Hampel: Eine rot-rot-grüne Außenpolitik wäre ein Desaster

Berlin, 11. Mai 2021. Deutschland soll aus den militärischen Strukturen der NATO austreten. Das gehörte bisher zum Markenkern der Partei ‚Die Linke‘. Im Zuge des jetzt beginnenden Bundestagswahlkampfs äußerte die Vorsitzende Susanne Hennig-Wellsow nun – nicht ohne Widerspruch aus den eigenen Reihen –, dass es in Sachen Außenpolitik Verhandlungsspielraum gebe. Katrin Göring-Eckardt von den Grünen erklärte jüngst, dass diese Partei noch nie eine pazifistische Partei gewesen sei und sie wäre auch zu Auslandseinsätzen der Bundeswehr ohne UNO-Mandat bereit.

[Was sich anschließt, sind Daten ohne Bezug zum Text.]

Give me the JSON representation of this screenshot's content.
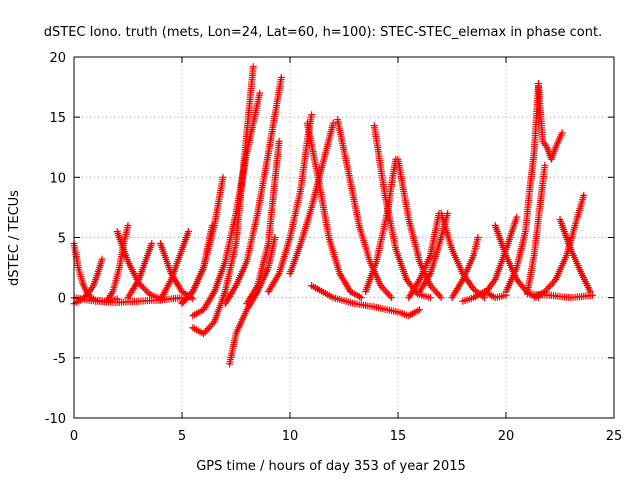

Dazu erklärt der außenpolitische Sprecher der AfD-Fraktion im Deutschen Bundestag Armin-Paul Hampel:

„Trotz des Wunschdenkens vieler in der CDU/CSU, eine Koalition mit den Grünen einzugehen, könnte es aber genauso gut eine rot-rot-grüne Regierung geben. Daher muss man sich auch mit den außenpolitischen Ansagen der Linken auseinander setzen. Irgendwann und zwar sehr bald wird diese Partei konkret erklären müssen, für was sie eigentlich steht. Will sie raus aus der NATO oder will sie mit Grün-Rot-Rot an die Fleischtöpfe einer Regierungsbeteiligung. Und ist sie bereit, dafür grundlegende Prinzipien ihrer Politik über Bord zu werfen, um Deutschland außen- und sicherheitspolitisch in eine ungewisse Zukunft zu führen?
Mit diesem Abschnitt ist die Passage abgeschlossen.